Boljevic Darko, Bojic Milovan, Farkic Mihajlo, Sagic Dragan, Topic Dragan, Kovacevic Vladimir, Lakcevic Jovana, Veljkovic Stefan, Dobric Milan, Hinic Sasa, Ilijevski Nenad, Nikolic Marko, Kaludjerovic Aleksandra, Bunc Matjaz, Nikolic Aleksandra
Dedinje Cardiovascular Institute, Belgrade, Serbia.
School of Medicine, University of Banja Luka, Banja Luka, Bosnia and Herzegovina.
Front Cardiovasc Med. 2022 May 24;9:882854. doi: 10.3389/fcvm.2022.882854. eCollection 2022.
Severe aortic stenosis, a highly-common valve disease in the elderly, has a poor prognosis if left untreated. To address the concern of effective procedures for severe aortic stenosis, a systematic TAVI program was established at the Dedinje Cardiovascular Institute (Belgrade, Serbia).
Our cohort was composed of 56 patients (74±15 years old). The mean logistic EuroScore was 10.17%; the mean Society of Thoracic Surgeons score was 3.22%. One third of the patients were categorized as class III or IV of the New York Heart Association (NYHA). The valves selected for use were either self-expandable or balloon expandable (Evolut R, Medtronic; Acurate Neo, Boston Scientific and Myval, Meril). The choice of valve type was made by the Institute's Structural Heart Team, in accordance with the patient's native aortic valve, size and calcification of ilio-femoral vessels, as well as the need for alternative access. TAVI procedure was conducted according to current guidelines provided by the European Society of Cardiology.
The procedure success rate was 100%. Trans-femoral approach was achieved in 100% of patients; percutaneously in 87.5%, while a surgical cut was necessary in 12.5%. No patient showed moderate or severe aortic regurgitation after the procedure, although trace or mild regurgitation was recorded in 30.3%. Permanent pacemaker was implanted in one patient (1.78%), contrast induced acute kidney injury occured in one patient (1.78%), no stroke was recorded, and three pseudo-aneurysms which required surgical intervention occurred. Three patients required blood transfusions (5.33%). A 30-day all-cause mortality rate was 1.78%.
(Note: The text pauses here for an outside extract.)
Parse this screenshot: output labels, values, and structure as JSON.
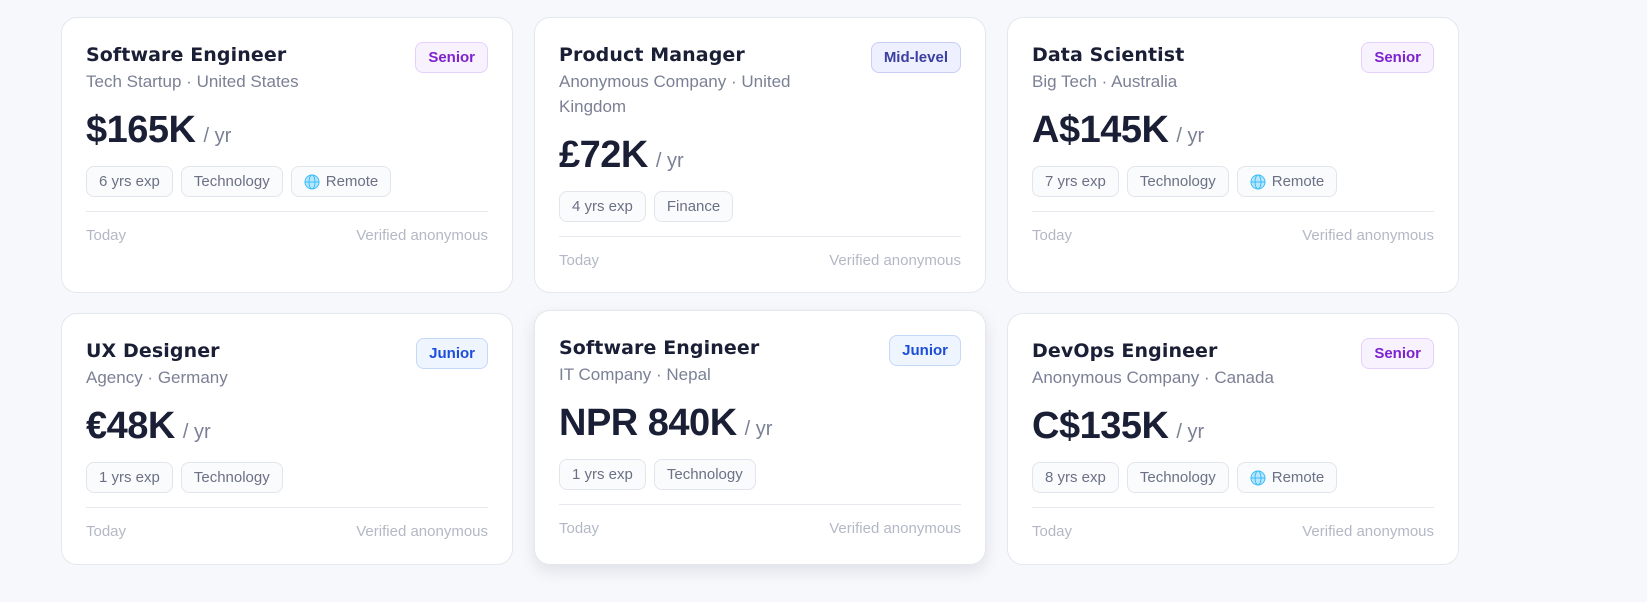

The Dedinje Cardiovascular Institute spearheaded all efforts to establish a TAVI program in Serbia. Our initial TAVI results are promising, encouraging, and comparable with the results of previous large randomized trials. This initial experience opens the door for further development with a goal of our Institute to become a high-volume TAVI center.
重度主动脉瓣狭窄是老年人中一种非常常见的瓣膜疾病,如果不进行治疗,预后较差。为了解决重度主动脉瓣狭窄有效治疗方法的问题,塞尔维亚贝尔格莱德的德丁耶心血管研究所建立了一个系统性经导管主动脉瓣置换(TAVI)项目。
我们的队列由56名患者组成(年龄74±15岁)。平均逻辑欧洲心脏手术风险评估系统(EuroScore)为10.17%;平均胸外科医师协会(STS)评分为3.22%。三分之一的患者被归类为纽约心脏协会(NYHA)III级或IV级。所选用的瓣膜为自膨胀式或球囊膨胀式(美敦力公司的Evolut R、波士顿科学公司的Acurate Neo以及梅里尔公司的Myval)。瓣膜类型的选择由该研究所的结构性心脏病团队根据患者的原生主动脉瓣、髂股血管的尺寸和钙化情况以及替代入路的需求来决定。TAVI手术按照欧洲心脏病学会提供的现行指南进行。
手术成功率为100%。100%的患者采用经股动脉入路;其中87.5%为经皮穿刺,12.5%需要进行手术切口。术后没有患者出现中度或重度主动脉瓣反流,不过有30.3%的患者记录到微量或轻度反流。1名患者(1.78%)植入了永久性起搏器,1名患者(1.78%)发生了造影剂诱导的急性肾损伤,未记录到中风病例,出现了3例假性动脉瘤,需要进行手术干预。3名患者需要输血(5.33%)。30天全因死亡率为1.78%。
德丁耶心血管研究所在塞尔维亚率先开展了建立TAVI项目的各项工作。我们TAVI的初步结果令人鼓舞,与之前大型随机试验的结果相当。这一初步经验为进一步发展打开了大门,我们研究所的目标是成为一个高容量TAVI中心。